Aku berpikir keras bagaimana melenyapkan rasa sesak di dada setiap kali terbayang kenangan yang kami punya.
Aku tahu dengan jelas ada cinta untukku setiap menatap wajahnya. Aku menyukai binar mata yang tersorot hanya untukku itu. Dan kupikir cinta yang Bima milikku untukku tak pernah membawa kesakitan luar biasa ini.
Ternyata aku salah.
Salah jika mengira, aku seberharga itu untuk Bima.
Meski aku tidak akan menyangkal perasaannya, aku tetap tidak akan membenarkan apa yang dia lakukan selama ini.
Berapa usia pernikahan kami sebelum aku mengetahui betapa buruknya seorang Bima?
Baru 5 bulan... dan semenyakitkan ini yang dia berikan.
Aku tidak tahu bagaimana rasanya menjadi seorang ibu sebelumnya. Di umur ke 24 tahun dan tahu ada janin yang tumbuh di dalam rahimku, aku bahagia luar biasa. Aku menjadi perempuan paling bahagia di dunia ini.
Hanya saja, perasaan itu harus aku rasakan kurang dari satu hari.
Mengusap pelan perut yang masih sama datarnya, aku menangis perlahan.
Aku gagal menjadi seorang ibu.
Kegagalanku tidak pernah aku rencanakan. Bahkan, bukan kemauanku harus mengandung dan kehilangan di hari yang sama.

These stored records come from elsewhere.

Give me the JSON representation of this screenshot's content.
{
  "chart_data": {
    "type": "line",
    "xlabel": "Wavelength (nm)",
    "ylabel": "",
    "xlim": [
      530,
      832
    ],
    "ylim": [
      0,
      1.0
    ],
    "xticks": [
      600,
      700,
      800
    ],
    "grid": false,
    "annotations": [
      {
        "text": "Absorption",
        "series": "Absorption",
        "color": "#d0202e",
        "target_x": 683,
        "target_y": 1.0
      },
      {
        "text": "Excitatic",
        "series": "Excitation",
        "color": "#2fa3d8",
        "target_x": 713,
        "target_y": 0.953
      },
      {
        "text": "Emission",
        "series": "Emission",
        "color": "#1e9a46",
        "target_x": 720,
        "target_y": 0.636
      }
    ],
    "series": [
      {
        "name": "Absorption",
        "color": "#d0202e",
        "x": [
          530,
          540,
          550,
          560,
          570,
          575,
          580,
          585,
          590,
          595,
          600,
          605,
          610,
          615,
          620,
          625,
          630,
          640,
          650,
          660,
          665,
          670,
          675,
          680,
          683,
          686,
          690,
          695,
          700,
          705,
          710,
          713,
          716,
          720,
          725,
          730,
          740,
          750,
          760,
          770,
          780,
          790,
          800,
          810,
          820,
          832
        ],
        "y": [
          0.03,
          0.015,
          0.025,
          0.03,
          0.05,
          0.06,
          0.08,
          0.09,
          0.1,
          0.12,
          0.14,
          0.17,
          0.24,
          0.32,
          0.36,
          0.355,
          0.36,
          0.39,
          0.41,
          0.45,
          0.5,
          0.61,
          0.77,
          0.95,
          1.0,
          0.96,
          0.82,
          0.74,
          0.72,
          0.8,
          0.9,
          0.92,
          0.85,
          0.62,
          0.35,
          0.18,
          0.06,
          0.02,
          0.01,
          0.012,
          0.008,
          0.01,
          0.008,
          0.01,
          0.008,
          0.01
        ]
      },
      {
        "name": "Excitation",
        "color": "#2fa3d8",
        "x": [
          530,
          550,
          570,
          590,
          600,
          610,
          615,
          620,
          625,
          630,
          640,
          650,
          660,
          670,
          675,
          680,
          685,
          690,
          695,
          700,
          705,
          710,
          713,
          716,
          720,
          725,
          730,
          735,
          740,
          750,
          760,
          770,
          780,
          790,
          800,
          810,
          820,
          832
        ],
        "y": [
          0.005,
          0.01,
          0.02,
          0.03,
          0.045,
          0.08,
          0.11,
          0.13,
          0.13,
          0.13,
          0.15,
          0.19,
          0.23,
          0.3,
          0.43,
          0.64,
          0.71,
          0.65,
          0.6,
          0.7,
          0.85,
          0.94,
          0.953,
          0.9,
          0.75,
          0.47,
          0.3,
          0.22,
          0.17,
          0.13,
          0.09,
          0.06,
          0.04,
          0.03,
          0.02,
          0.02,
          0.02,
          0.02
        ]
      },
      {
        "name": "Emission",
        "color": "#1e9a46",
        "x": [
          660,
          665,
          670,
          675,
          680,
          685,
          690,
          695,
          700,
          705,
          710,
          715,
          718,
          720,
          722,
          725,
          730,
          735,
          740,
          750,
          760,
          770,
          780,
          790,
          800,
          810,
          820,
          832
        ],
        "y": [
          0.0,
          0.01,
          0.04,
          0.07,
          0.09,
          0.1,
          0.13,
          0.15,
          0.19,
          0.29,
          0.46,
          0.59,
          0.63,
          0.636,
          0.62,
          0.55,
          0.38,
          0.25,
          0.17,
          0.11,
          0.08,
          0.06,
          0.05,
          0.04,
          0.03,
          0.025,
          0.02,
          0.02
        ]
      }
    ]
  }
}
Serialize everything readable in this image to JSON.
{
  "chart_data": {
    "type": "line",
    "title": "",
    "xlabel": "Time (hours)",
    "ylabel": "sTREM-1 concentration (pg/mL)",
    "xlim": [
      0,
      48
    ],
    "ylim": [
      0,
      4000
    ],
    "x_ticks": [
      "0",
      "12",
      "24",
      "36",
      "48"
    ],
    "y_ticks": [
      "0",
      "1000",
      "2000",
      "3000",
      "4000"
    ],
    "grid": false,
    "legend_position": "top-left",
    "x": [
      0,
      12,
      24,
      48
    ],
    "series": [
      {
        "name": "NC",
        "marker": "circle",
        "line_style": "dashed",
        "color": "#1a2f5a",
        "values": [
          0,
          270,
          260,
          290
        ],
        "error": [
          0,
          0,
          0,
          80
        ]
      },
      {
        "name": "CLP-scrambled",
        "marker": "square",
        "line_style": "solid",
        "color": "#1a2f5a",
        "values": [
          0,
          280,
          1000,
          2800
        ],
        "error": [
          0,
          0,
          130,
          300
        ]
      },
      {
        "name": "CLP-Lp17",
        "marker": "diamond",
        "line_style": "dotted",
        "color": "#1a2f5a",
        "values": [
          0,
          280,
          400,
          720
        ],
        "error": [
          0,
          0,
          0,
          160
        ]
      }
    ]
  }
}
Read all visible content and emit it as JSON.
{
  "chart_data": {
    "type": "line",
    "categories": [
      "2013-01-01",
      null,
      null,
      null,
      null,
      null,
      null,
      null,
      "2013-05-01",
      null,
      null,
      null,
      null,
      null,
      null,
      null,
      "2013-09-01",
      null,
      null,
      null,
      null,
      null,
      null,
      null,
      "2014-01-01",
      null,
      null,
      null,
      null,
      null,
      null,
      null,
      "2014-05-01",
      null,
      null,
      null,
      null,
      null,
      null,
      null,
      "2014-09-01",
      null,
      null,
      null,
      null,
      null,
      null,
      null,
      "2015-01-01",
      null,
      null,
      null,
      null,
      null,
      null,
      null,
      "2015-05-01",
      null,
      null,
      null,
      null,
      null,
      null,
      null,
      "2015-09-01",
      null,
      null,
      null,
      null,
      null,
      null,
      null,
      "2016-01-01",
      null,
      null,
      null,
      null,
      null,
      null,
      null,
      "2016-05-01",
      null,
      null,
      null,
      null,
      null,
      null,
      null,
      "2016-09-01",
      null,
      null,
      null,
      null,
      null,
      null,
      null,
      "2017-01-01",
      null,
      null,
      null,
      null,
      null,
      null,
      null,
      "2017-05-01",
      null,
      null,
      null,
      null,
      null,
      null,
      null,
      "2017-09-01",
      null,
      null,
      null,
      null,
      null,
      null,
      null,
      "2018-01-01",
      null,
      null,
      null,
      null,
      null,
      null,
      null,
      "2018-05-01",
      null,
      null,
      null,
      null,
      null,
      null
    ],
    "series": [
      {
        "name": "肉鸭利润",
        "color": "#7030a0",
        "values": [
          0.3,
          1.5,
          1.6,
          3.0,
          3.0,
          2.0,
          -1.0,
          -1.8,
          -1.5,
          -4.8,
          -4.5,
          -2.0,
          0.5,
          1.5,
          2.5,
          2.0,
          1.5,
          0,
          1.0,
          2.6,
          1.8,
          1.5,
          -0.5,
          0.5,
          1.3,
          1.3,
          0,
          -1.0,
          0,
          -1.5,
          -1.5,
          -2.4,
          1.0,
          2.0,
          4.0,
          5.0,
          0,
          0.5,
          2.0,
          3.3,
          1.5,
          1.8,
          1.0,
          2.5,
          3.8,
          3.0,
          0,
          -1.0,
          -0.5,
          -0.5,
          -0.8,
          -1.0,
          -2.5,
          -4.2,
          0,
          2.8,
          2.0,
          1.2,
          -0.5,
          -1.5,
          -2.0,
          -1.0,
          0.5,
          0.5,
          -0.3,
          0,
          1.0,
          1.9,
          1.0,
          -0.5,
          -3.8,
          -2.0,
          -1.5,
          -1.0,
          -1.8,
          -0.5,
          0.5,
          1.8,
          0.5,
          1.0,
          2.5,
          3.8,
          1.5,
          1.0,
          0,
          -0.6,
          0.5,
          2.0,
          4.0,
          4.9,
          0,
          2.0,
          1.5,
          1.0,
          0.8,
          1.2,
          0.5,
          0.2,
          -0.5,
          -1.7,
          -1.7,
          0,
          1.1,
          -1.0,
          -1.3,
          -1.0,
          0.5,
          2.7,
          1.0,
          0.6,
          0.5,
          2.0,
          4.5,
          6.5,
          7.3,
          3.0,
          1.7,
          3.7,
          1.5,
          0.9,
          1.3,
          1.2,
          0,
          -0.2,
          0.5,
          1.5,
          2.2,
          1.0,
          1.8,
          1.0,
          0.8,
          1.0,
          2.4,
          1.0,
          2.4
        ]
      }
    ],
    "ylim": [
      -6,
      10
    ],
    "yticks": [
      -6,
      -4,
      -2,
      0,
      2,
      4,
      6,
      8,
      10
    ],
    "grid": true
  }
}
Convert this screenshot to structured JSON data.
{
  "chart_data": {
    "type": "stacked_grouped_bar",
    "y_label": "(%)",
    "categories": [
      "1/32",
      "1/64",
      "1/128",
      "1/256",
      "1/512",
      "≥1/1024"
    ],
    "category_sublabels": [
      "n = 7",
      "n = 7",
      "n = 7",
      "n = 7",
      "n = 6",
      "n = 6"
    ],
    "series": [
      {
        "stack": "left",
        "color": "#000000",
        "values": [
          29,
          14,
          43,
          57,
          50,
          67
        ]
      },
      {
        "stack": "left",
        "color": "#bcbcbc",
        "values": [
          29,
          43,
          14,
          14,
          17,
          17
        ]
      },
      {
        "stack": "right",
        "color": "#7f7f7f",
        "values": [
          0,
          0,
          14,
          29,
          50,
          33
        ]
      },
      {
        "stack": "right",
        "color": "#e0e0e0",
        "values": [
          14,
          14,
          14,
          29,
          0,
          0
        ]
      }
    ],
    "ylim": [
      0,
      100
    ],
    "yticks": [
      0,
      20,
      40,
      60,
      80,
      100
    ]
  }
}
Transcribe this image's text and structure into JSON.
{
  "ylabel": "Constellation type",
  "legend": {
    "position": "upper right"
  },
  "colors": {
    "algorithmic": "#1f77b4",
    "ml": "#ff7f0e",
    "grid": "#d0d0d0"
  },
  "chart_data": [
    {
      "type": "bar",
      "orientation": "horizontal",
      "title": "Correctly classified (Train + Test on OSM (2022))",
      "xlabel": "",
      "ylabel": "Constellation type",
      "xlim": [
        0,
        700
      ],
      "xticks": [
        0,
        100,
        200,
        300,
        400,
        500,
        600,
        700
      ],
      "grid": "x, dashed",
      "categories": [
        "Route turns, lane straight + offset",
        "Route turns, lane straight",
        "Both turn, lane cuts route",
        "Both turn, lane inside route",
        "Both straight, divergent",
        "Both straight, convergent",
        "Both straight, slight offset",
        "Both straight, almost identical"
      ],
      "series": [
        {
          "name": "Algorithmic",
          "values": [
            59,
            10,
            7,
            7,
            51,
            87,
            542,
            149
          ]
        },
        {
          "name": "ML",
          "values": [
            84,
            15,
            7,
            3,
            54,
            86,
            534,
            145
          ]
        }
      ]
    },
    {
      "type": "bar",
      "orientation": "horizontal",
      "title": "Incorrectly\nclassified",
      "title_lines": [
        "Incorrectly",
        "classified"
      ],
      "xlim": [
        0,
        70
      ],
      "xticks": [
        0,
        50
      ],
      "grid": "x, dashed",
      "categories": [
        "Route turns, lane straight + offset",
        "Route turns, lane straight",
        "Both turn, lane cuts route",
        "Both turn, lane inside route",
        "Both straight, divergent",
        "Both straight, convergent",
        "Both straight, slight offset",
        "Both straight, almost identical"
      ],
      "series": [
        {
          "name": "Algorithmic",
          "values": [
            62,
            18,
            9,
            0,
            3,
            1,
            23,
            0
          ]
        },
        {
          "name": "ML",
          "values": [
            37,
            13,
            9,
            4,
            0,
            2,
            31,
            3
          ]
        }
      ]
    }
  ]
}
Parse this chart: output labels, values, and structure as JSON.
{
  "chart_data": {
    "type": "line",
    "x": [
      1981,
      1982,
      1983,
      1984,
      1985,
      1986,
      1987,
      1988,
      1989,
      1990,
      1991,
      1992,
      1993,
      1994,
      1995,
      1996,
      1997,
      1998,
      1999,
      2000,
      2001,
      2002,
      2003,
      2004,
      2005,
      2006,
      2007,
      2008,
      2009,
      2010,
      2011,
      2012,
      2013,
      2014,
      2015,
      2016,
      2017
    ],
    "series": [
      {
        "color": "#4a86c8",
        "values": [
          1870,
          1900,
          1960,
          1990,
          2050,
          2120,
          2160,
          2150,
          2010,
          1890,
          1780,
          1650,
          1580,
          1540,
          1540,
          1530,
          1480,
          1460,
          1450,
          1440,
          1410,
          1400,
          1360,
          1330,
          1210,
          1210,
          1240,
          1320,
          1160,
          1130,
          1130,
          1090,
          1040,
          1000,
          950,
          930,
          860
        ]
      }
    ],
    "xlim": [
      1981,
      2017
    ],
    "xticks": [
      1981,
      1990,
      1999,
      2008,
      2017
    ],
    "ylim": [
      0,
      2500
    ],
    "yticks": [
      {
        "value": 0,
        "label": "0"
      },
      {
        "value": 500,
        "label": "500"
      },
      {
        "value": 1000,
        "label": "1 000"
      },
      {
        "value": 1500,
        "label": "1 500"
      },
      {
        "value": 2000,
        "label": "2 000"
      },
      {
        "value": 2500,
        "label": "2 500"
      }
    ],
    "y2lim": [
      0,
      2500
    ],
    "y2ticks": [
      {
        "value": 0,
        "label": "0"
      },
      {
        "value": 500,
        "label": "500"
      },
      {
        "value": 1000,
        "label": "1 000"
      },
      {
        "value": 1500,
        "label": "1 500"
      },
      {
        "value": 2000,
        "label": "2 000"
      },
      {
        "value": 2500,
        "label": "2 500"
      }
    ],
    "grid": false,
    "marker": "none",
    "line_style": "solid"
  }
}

Kenapa Bima bisa seegois ini?
Kenapa dia harus menjadikan aku yang kedua saat bibirnya selalu mengatakan hanya aku.
Aku mencoba memejamkan mata. Kembali tertidur setelah terbangun oleh mimpi hari itu. Hari di mana akhirnya aku tahu, Bima bukanlah pemandu kebahagiaan yang aku impikan.
Hidup memang kejam, aku tahu itu dengan jelas. Tapi, kekejaman ini tidak terpikir kalau dia yang akan membawanya.
Hari sabtu ini, aku hanya bersama Bi Ani di rumah. Ayah sedang meninjau ulang pembangunan di daerah Jakarta Utara. Kemungkinan, bangunan itu akan menjadi karya terakhir ayah.
Seperti biasa, selama dua bulan ini, pasca masa sulitku, aku mencari pengalihan dengan melakukan yoga di beranda dekat kolam renang.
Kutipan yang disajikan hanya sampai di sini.